Eltoprazine is a small-molecule 5-HT1A/1B serotonin receptor agonist, investigational drug candidate, with a well-established safety profile. A Phase 2a dose-finding study was conducted with eltoprazine to determine its effect against levodopa-induced dyskinesia, in patients with PD. The double-blind, randomized, placebo-controlled clinical study was led by Dr. Per Svenningsson of the Centre for Molecular Medicine at the Karolinska Institutet, Dr. Anders Björklund at Lund University and Dr. Håkan Widner at Lund University. The study was partially supported by a grant from The Michael J. Fox Foundation for Parkinson’s Research.

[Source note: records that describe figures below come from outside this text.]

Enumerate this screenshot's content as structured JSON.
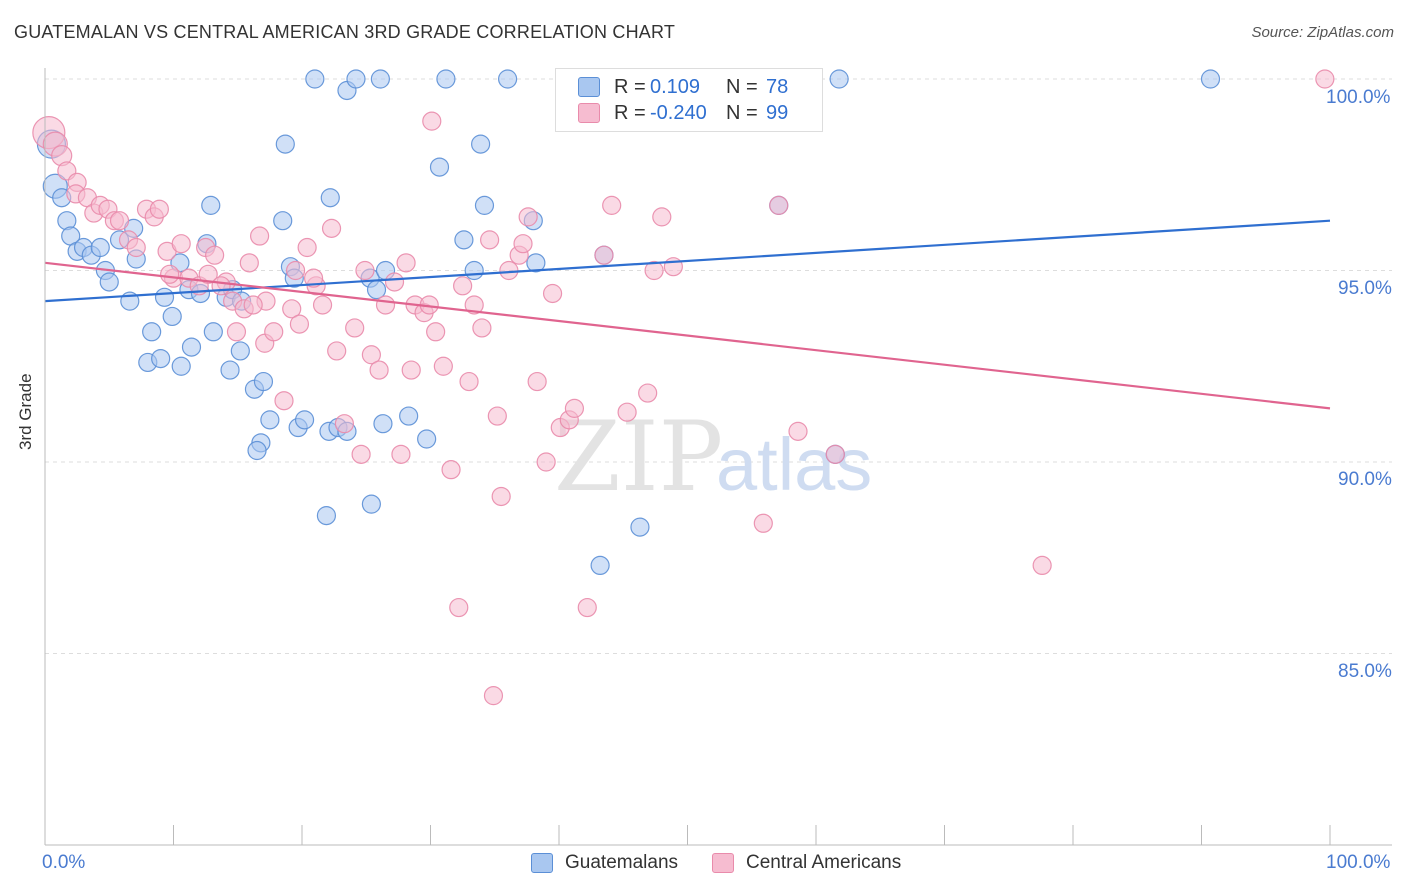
{
  "title": "GUATEMALAN VS CENTRAL AMERICAN 3RD GRADE CORRELATION CHART",
  "source": "Source: ZipAtlas.com",
  "watermark": {
    "zip": "ZIP",
    "atlas": "atlas"
  },
  "legend_top": {
    "rows": [
      {
        "r_label": "R =",
        "r_value": "0.109",
        "n_label": "N =",
        "n_value": "78"
      },
      {
        "r_label": "R =",
        "r_value": "-0.240",
        "n_label": "N =",
        "n_value": "99"
      }
    ]
  },
  "legend_bottom": {
    "items": [
      "Guatemalans",
      "Central Americans"
    ]
  },
  "colors": {
    "blue_fill": "#a9c7f0",
    "blue_stroke": "#5b8fd6",
    "blue_line": "#2f6fd0",
    "pink_fill": "#f6bcd0",
    "pink_stroke": "#e98bab",
    "pink_line": "#e0648f",
    "tick_text": "#4a7bd0",
    "grid": "#dddddd"
  },
  "chart_data": {
    "type": "scatter",
    "title": "GUATEMALAN VS CENTRAL AMERICAN 3RD GRADE CORRELATION CHART",
    "xlabel": "",
    "ylabel": "3rd Grade",
    "xlim": [
      0,
      100
    ],
    "ylim": [
      80.5,
      100.5
    ],
    "x_tick_labels": [
      "0.0%",
      "100.0%"
    ],
    "y_ticks": [
      85,
      90,
      95,
      100
    ],
    "y_tick_labels": [
      "85.0%",
      "90.0%",
      "95.0%",
      "100.0%"
    ],
    "grid": true,
    "legend_placement": "top-center",
    "series": [
      {
        "name": "Guatemalans",
        "r": 0.109,
        "n": 78,
        "trend": {
          "x": [
            0,
            100
          ],
          "y": [
            94.2,
            96.3
          ]
        },
        "points": [
          [
            0.5,
            98.3,
            14
          ],
          [
            0.8,
            97.2,
            12
          ],
          [
            1.3,
            96.9,
            9
          ],
          [
            1.7,
            96.3,
            9
          ],
          [
            2.0,
            95.9,
            9
          ],
          [
            2.5,
            95.5,
            9
          ],
          [
            3.0,
            95.6,
            9
          ],
          [
            3.6,
            95.4,
            9
          ],
          [
            4.3,
            95.6,
            9
          ],
          [
            4.7,
            95.0,
            9
          ],
          [
            5.8,
            95.8,
            9
          ],
          [
            5.0,
            94.7,
            9
          ],
          [
            6.9,
            96.1,
            9
          ],
          [
            7.1,
            95.3,
            9
          ],
          [
            6.6,
            94.2,
            9
          ],
          [
            8.3,
            93.4,
            9
          ],
          [
            9.3,
            94.3,
            9
          ],
          [
            9.9,
            93.8,
            9
          ],
          [
            8.0,
            92.6,
            9
          ],
          [
            9.0,
            92.7,
            9
          ],
          [
            10.5,
            95.2,
            9
          ],
          [
            11.2,
            94.5,
            9
          ],
          [
            12.1,
            94.4,
            9
          ],
          [
            12.6,
            95.7,
            9
          ],
          [
            10.6,
            92.5,
            9
          ],
          [
            11.4,
            93.0,
            9
          ],
          [
            13.1,
            93.4,
            9
          ],
          [
            12.9,
            96.7,
            9
          ],
          [
            14.1,
            94.3,
            9
          ],
          [
            14.6,
            94.5,
            9
          ],
          [
            15.3,
            94.2,
            9
          ],
          [
            14.4,
            92.4,
            9
          ],
          [
            15.2,
            92.9,
            9
          ],
          [
            16.3,
            91.9,
            9
          ],
          [
            17.0,
            92.1,
            9
          ],
          [
            16.8,
            90.5,
            9
          ],
          [
            17.5,
            91.1,
            9
          ],
          [
            16.5,
            90.3,
            9
          ],
          [
            18.5,
            96.3,
            9
          ],
          [
            19.1,
            95.1,
            9
          ],
          [
            19.4,
            94.8,
            9
          ],
          [
            18.7,
            98.3,
            9
          ],
          [
            19.7,
            90.9,
            9
          ],
          [
            20.2,
            91.1,
            9
          ],
          [
            21.0,
            100.0,
            9
          ],
          [
            22.1,
            90.8,
            9
          ],
          [
            22.8,
            90.9,
            9
          ],
          [
            23.5,
            90.8,
            9
          ],
          [
            22.2,
            96.9,
            9
          ],
          [
            21.9,
            88.6,
            9
          ],
          [
            23.5,
            99.7,
            9
          ],
          [
            24.2,
            100.0,
            9
          ],
          [
            25.3,
            94.8,
            9
          ],
          [
            25.8,
            94.5,
            9
          ],
          [
            26.5,
            95.0,
            9
          ],
          [
            25.4,
            88.9,
            9
          ],
          [
            26.1,
            100.0,
            9
          ],
          [
            26.3,
            91.0,
            9
          ],
          [
            28.3,
            91.2,
            9
          ],
          [
            29.7,
            90.6,
            9
          ],
          [
            30.7,
            97.7,
            9
          ],
          [
            31.2,
            100.0,
            9
          ],
          [
            32.6,
            95.8,
            9
          ],
          [
            33.4,
            95.0,
            9
          ],
          [
            33.9,
            98.3,
            9
          ],
          [
            34.2,
            96.7,
            9
          ],
          [
            36.0,
            100.0,
            9
          ],
          [
            38.0,
            96.3,
            9
          ],
          [
            38.2,
            95.2,
            9
          ],
          [
            40.6,
            100.0,
            9
          ],
          [
            43.5,
            95.4,
            9
          ],
          [
            46.3,
            88.3,
            9
          ],
          [
            43.2,
            87.3,
            9
          ],
          [
            57.1,
            96.7,
            9
          ],
          [
            59.4,
            100.0,
            9
          ],
          [
            61.5,
            90.2,
            9
          ],
          [
            61.8,
            100.0,
            9
          ],
          [
            90.7,
            100.0,
            9
          ]
        ]
      },
      {
        "name": "Central Americans",
        "r": -0.24,
        "n": 99,
        "trend": {
          "x": [
            0,
            100
          ],
          "y": [
            95.2,
            91.4
          ]
        },
        "points": [
          [
            0.3,
            98.6,
            16
          ],
          [
            0.8,
            98.3,
            12
          ],
          [
            1.3,
            98.0,
            10
          ],
          [
            1.7,
            97.6,
            9
          ],
          [
            2.5,
            97.3,
            9
          ],
          [
            2.4,
            97.0,
            9
          ],
          [
            3.3,
            96.9,
            9
          ],
          [
            3.8,
            96.5,
            9
          ],
          [
            4.3,
            96.7,
            9
          ],
          [
            4.9,
            96.6,
            9
          ],
          [
            5.4,
            96.3,
            9
          ],
          [
            5.8,
            96.3,
            9
          ],
          [
            6.5,
            95.8,
            9
          ],
          [
            7.1,
            95.6,
            9
          ],
          [
            7.9,
            96.6,
            9
          ],
          [
            8.5,
            96.4,
            9
          ],
          [
            8.9,
            96.6,
            9
          ],
          [
            9.5,
            95.5,
            9
          ],
          [
            10.0,
            94.8,
            9
          ],
          [
            10.6,
            95.7,
            9
          ],
          [
            11.2,
            94.8,
            9
          ],
          [
            12.0,
            94.6,
            9
          ],
          [
            12.5,
            95.6,
            9
          ],
          [
            13.2,
            95.4,
            9
          ],
          [
            12.7,
            94.9,
            9
          ],
          [
            14.1,
            94.7,
            9
          ],
          [
            14.6,
            94.2,
            9
          ],
          [
            14.9,
            93.4,
            9
          ],
          [
            15.5,
            94.0,
            9
          ],
          [
            15.9,
            95.2,
            9
          ],
          [
            16.7,
            95.9,
            9
          ],
          [
            17.2,
            94.2,
            9
          ],
          [
            17.1,
            93.1,
            9
          ],
          [
            17.8,
            93.4,
            9
          ],
          [
            18.6,
            91.6,
            9
          ],
          [
            19.2,
            94.0,
            9
          ],
          [
            19.5,
            95.0,
            9
          ],
          [
            19.8,
            93.6,
            9
          ],
          [
            20.4,
            95.6,
            9
          ],
          [
            21.1,
            94.6,
            9
          ],
          [
            21.6,
            94.1,
            9
          ],
          [
            22.3,
            96.1,
            9
          ],
          [
            22.7,
            92.9,
            9
          ],
          [
            23.3,
            91.0,
            9
          ],
          [
            24.1,
            93.5,
            9
          ],
          [
            24.6,
            90.2,
            9
          ],
          [
            24.9,
            95.0,
            9
          ],
          [
            25.4,
            92.8,
            9
          ],
          [
            26.0,
            92.4,
            9
          ],
          [
            26.5,
            94.1,
            9
          ],
          [
            27.2,
            94.7,
            9
          ],
          [
            27.7,
            90.2,
            9
          ],
          [
            28.1,
            95.2,
            9
          ],
          [
            28.5,
            92.4,
            9
          ],
          [
            28.8,
            94.1,
            9
          ],
          [
            29.5,
            93.9,
            9
          ],
          [
            29.9,
            94.1,
            9
          ],
          [
            30.4,
            93.4,
            9
          ],
          [
            31.0,
            92.5,
            9
          ],
          [
            31.6,
            89.8,
            9
          ],
          [
            32.2,
            86.2,
            9
          ],
          [
            32.5,
            94.6,
            9
          ],
          [
            33.0,
            92.1,
            9
          ],
          [
            33.4,
            94.1,
            9
          ],
          [
            34.0,
            93.5,
            9
          ],
          [
            34.6,
            95.8,
            9
          ],
          [
            35.2,
            91.2,
            9
          ],
          [
            35.5,
            89.1,
            9
          ],
          [
            36.1,
            95.0,
            9
          ],
          [
            36.9,
            95.4,
            9
          ],
          [
            37.6,
            96.4,
            9
          ],
          [
            38.3,
            92.1,
            9
          ],
          [
            39.0,
            90.0,
            9
          ],
          [
            39.5,
            94.4,
            9
          ],
          [
            40.1,
            90.9,
            9
          ],
          [
            40.8,
            91.1,
            9
          ],
          [
            41.2,
            91.4,
            9
          ],
          [
            42.2,
            86.2,
            9
          ],
          [
            43.5,
            95.4,
            9
          ],
          [
            44.1,
            96.7,
            9
          ],
          [
            45.3,
            91.3,
            9
          ],
          [
            46.9,
            91.8,
            9
          ],
          [
            47.4,
            95.0,
            9
          ],
          [
            48.9,
            95.1,
            9
          ],
          [
            48.0,
            96.4,
            9
          ],
          [
            51.0,
            100.0,
            9
          ],
          [
            55.9,
            88.4,
            9
          ],
          [
            57.1,
            96.7,
            9
          ],
          [
            58.6,
            90.8,
            9
          ],
          [
            61.5,
            90.2,
            9
          ],
          [
            77.6,
            87.3,
            9
          ],
          [
            99.6,
            100.0,
            9
          ],
          [
            34.9,
            83.9,
            9
          ],
          [
            37.2,
            95.7,
            9
          ],
          [
            30.1,
            98.9,
            9
          ],
          [
            9.7,
            94.9,
            9
          ],
          [
            13.7,
            94.6,
            9
          ],
          [
            16.2,
            94.1,
            9
          ],
          [
            20.9,
            94.8,
            9
          ]
        ]
      }
    ]
  }
}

As Amarantus notes, some researchers believe that, in the advanced stages of PD, as dopamine nerve terminals are lost, serotonergic terminals take up levodopa and convert it to dopamine instead. Unlike in dopamine nerve endings, the serotonin nerve terminals do not have a negative feedback loop, possibly causing an excessive release of dopamine and resulting in the development of abnormal involuntary hyperkinetic movements, known as levodopa-induced dyskinesias (LID). Presynaptic activation of serotonin receptors using a 5HT1A/1B agonist may dampen this excessive dopamine release.
In animal model studies of LID previously conducted in Björklund’s laboratory, simultaneous activation of 5-HT1A and 5-HT1B receptors was shown to effectively block LID. The Phase 2a dosing trial with eltoprazine was conducted as an initial clinical pharmacology study to determine if activation of 5-HT1A/1B receptors in PD subjects may replicate the effects of serotonin receptor activation seen in preclinical dyskinesia studies.
 “Eltoprazine’s anti-dyskinetic effect is promising, especially given the reduction in dyskinesia following a levodopa challenge at one-and-a-half times greater than the regular levodopa dose,” said Dr. Charlotte Keywood, chief medical officer at Amarantus. “Levodopa treatment is the current standard of care for patients to manage PD motor symptoms, despite the occurrence of dyskinesia with long-term use. Thus, we were very pleased to see that normal motor responses to levodopa, measured by UPDRS III, remained unchanged in all patients treated with eltoprazine.”
Amarantus expects to file its Investigational New Drug application with the U.S. Food and Drug Administration and commence its Phase 2b study of eltoprazine in PD-LID subjects in the first quarter of 2015.
“We are pleased to have the eltoprazine study results published in this prestigious peer-reviewed journal,” said Keywood. “The results of this proof-of-concept, first trial in PD-LID patients, support the findings of the nonclinical pharmacology studies conducted using animal models of PD-LID and show the predictive value of these models in aiding human drug development. The data from this study show an acute antidyskinetic effect of eltoprazine with no detriment to levodopa efficacy. With these data at hand, we are confident moving forward into longer-term dosing studies to further evaluate the utility of eltoprazine as a treatment for levodopa-induced dyskinesia.”